Entre los planteamientos del PP figura que los coches podrían circular libremente por algunas de las arterias principales del centro, como Gran Vía, Atocha o Toledo, si bien las dos primeras tienen ahora aceras más anchas y menos espacio para los coches. Otra de las medidas que plantea Almeida es instalar paneles informativos en las entradas del área restringida para informar de las plazas libres en los aparcamientos de uso público, a las que pueden acceder libremente los vehículos con etiqueta ambiental (todos, salvo los más antiguos). En este tema no parece que vaya a haber ninguna polémica, ya que el plan inicial de Carmena ya incluía esta medida, aunque no se ha llevado a cabo.
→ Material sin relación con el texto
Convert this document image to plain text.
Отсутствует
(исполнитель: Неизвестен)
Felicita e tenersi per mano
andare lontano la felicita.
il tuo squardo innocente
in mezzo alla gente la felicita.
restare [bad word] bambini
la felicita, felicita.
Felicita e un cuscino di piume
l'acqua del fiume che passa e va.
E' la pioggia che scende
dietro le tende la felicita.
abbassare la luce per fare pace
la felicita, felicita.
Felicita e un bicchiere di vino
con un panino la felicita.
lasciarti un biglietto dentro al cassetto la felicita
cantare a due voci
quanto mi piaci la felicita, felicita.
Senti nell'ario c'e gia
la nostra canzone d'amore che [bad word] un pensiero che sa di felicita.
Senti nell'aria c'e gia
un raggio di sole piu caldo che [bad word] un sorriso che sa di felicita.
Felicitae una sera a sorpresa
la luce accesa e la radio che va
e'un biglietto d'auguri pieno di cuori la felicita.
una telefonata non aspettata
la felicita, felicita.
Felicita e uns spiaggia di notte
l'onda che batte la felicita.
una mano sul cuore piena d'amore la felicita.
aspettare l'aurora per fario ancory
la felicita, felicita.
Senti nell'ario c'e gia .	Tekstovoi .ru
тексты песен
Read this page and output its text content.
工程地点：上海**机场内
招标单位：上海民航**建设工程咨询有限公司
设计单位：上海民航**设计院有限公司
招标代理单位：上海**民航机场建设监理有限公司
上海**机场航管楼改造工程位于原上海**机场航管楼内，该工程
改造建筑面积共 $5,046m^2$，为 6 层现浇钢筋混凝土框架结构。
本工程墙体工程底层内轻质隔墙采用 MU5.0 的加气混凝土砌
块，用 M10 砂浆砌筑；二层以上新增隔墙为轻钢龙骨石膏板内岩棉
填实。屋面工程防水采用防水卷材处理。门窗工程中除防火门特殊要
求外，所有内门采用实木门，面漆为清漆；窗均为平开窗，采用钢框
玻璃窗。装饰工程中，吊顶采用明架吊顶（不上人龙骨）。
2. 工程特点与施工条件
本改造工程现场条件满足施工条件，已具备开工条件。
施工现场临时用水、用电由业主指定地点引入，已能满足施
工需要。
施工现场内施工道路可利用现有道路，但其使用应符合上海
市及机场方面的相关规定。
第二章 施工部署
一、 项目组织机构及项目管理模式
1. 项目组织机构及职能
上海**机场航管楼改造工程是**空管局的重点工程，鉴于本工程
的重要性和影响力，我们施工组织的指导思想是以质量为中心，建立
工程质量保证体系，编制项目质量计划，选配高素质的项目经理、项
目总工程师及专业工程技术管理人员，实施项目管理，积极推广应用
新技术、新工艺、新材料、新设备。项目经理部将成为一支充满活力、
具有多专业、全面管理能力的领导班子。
Mientras, la Comisión Europea continúa monitoreando la calidad del aire en Madrid. Si finalmente se eliminara Madrid Central, el procedimiento sancionador no se activaría automáticamente, pero podría obligar a tomar medidas alternativas, dado que Bruselas intervendrá si los niveles de partículas contaminantes superaran los límites permitidos. Además, varias asociaciones llevarán el asunto a los tribunales si finalmente se deroga Madrid Central.